Dear Pastor...

On the first Wednesday of the month, we publish blog posts written by members of our Generous Space Community. This piece was written by SJ Speer, who lives in Ottawa and is a regular Ontario GS Retreat participant. Here, SJ shares the fiery letter she wishes she could send her pastor to clear the air between them. I encourage pastors and other ministry leaders to listen to the pain underneath these words - SJ is brutally honest in her anger, articulating the things many of us LGBTQ2S+ Christians have experienced - and I encourage them to heed her good advice at the end.

A hand writes on paper with a coffee mug in the background
Photo by Green Chameleon on Unsplash

Dear [insert any pastor or person who serves in ministry and values saving face over the well-being of their LGBTQ2S+ siblings],

There is a lot going on in the world, even though we are in the midst of a pandemic, which has supposedly slowed everything down. I’m sad, angry, and exhausted on a regular basis.

That trifecta of powerful emotions has propelled me into writing this letter tonight. It’s probably not fair to use you as a scapegoat for everything that’s wrong in the world right now, because honestly the hurt I experienced during the time our paths were crossed has been numbed by how far I’ve walked since that time.

And yet, for a brief moment I feel that placing you in the role of scapegoat is a fair price for the amount of time that I acted as yours.

Coming out in your church, I felt like I was being a burden, like I was asking too much of you and your community to accept me. Before making the choice to publicly embrace my sexuality, I asked friends, “do you think it’s ok? Maybe it’s too soon? I don’t want to stir the pot or upset anyone.” I took a lot of care and consideration for the people who would be receiving this gift (probably more than was warranted)... and yet that care and consideration was not returned to me. I was met with unconditional support from some, BUT I was met with hesitation and negativity from others.

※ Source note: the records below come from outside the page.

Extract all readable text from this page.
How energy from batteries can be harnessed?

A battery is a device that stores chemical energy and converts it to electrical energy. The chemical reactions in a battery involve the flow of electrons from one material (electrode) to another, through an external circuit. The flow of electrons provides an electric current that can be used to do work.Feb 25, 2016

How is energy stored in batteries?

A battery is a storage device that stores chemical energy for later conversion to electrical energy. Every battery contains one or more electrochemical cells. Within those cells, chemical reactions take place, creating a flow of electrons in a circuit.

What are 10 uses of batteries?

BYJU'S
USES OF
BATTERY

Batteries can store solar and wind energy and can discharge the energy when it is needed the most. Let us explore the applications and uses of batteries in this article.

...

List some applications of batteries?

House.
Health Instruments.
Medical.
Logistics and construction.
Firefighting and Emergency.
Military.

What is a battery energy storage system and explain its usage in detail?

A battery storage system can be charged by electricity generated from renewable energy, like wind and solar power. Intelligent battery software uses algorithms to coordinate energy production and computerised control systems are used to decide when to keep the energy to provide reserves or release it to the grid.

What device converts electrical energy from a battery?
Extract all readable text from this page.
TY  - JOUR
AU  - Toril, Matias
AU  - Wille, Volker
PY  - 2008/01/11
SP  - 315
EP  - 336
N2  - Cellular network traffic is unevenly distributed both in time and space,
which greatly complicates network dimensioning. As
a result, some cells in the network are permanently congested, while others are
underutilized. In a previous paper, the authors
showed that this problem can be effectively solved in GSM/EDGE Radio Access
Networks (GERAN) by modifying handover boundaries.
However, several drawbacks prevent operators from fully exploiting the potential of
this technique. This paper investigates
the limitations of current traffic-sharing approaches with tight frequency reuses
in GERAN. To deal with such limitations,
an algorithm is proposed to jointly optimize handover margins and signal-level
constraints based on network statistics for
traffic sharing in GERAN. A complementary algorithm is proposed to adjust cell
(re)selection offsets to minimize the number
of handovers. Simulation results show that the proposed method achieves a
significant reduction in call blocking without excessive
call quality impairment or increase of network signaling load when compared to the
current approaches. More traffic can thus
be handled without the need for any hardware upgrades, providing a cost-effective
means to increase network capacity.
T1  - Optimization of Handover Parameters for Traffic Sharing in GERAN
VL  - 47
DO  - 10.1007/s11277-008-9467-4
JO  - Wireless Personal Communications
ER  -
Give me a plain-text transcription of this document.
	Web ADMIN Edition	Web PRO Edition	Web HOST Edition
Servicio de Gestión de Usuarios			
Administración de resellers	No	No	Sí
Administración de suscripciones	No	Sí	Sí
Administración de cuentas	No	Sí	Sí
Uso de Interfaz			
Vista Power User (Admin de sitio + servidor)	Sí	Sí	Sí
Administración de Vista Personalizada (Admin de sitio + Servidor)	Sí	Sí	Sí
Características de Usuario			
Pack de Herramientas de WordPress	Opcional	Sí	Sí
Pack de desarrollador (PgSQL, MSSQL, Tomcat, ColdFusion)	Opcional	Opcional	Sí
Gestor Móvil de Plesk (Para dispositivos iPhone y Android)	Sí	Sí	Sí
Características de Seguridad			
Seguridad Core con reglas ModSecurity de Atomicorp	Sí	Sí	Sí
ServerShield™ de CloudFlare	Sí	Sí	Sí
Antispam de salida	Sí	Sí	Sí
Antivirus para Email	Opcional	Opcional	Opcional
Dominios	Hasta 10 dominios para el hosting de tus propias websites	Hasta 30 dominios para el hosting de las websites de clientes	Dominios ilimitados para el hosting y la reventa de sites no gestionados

The placement of that “but” is not a coincidence. The word “but” has this funny little superpower to cancel out the sentiment of what was said directly before. I’ve had people, people in your church community, who expressed to me “I love you, BUT we disagree/it is a sin/I’m not sure what I believe etc.” I’ve spent most of my life diminishing my own experiences and feelings, excusing the hurt others have caused me and twisting it around to somehow have been my fault. BUT it’s time to cut that out, because it gives you and others permission to continue to hurt the LGBTQ2S+ community, to sugar coat your non-affirming faith by wrapping it up in this nice blanket of being “welcoming” BUT not allowing us to serve or to be members or to fully participate in the body of the church.

A silhouetted figure of a man in front of an altar with a burning candle and a cross and a Bible. There is light from a skylight behind the altar.
Photo by Adrien Olichon on Unsplash

I’m wondering if your feet are sore? Don’t you think it’s time to stop dragging them when it comes to discussing LGBTQ2S+ folks in the church? I’m sure I’m not the only queer person who has heard, “we want to have the discussion, BUT there are other things we have to figure out first.” Lack of clarity around whether or not a church is affirming can leave people feeling unsafe. When I tried to express my own fear and uncertainty, I felt bowled over with the idea that a clear statement from the church should not matter, especially if the majority of people were loving or affirming. I also heard from someone that safety is something I can cultivate within myself, and if I’m happy and confident with who I am I should be able to walk into any room and feel safe. Well, that’s a steaming pile of garbage.

Should you make that incredibly difficult decision (read sarcasm here) to affirm the place of LGBTQ2S+ folks in your church, please don’t make it our responsibility to pat you on the back, or to thank you. It’s not that we aren’t grateful or that we can’t empathize with the things you’ve had to give up in order to gain a multitude of colour and beauty, sometimes the magnitude of our loss is just too much to set aside in order to validate yours. You made sure to tell me about the many friends who rejected you when you started shifting your views, and I felt the need to thank you profusely for your sacrifice. Looking back on that time makes me want to barf, because it’s as though I felt my friendship was a detriment to others.

When our church community fell apart, there were many factors leading to its end, but you pinned the demise of your church on the issue of LGBTQ2S+ inclusion. I can’t help but draw the conclusion that you climbed up the mountain of LGBTQ2S+ suffering and stuck your white “straight saviour” flag on the top to cover up the dirt on the bottom (that included your mistakes). And can I just say, we don’t need a straight cis hero; get off our backs please. I’m tired of the way we are being used as your “cause” to appear as though you’re fighting the good fight on our behalf. Your performative allyship is actually quite annoying. Our plight is not meant to be used for your benefit.

A hand holds a rainbow flag with a government building in the background.
Photo by Stavrialena Gontzou on Unsplash

So moving forward, I offer this advice to you and others in your position, whether or not you receive it:

  • Pay attention to the way you phrase things – watch your “buts.”

  • Don’t drag your feet on LGBTQ2S+ inclusion – offer clear timelines.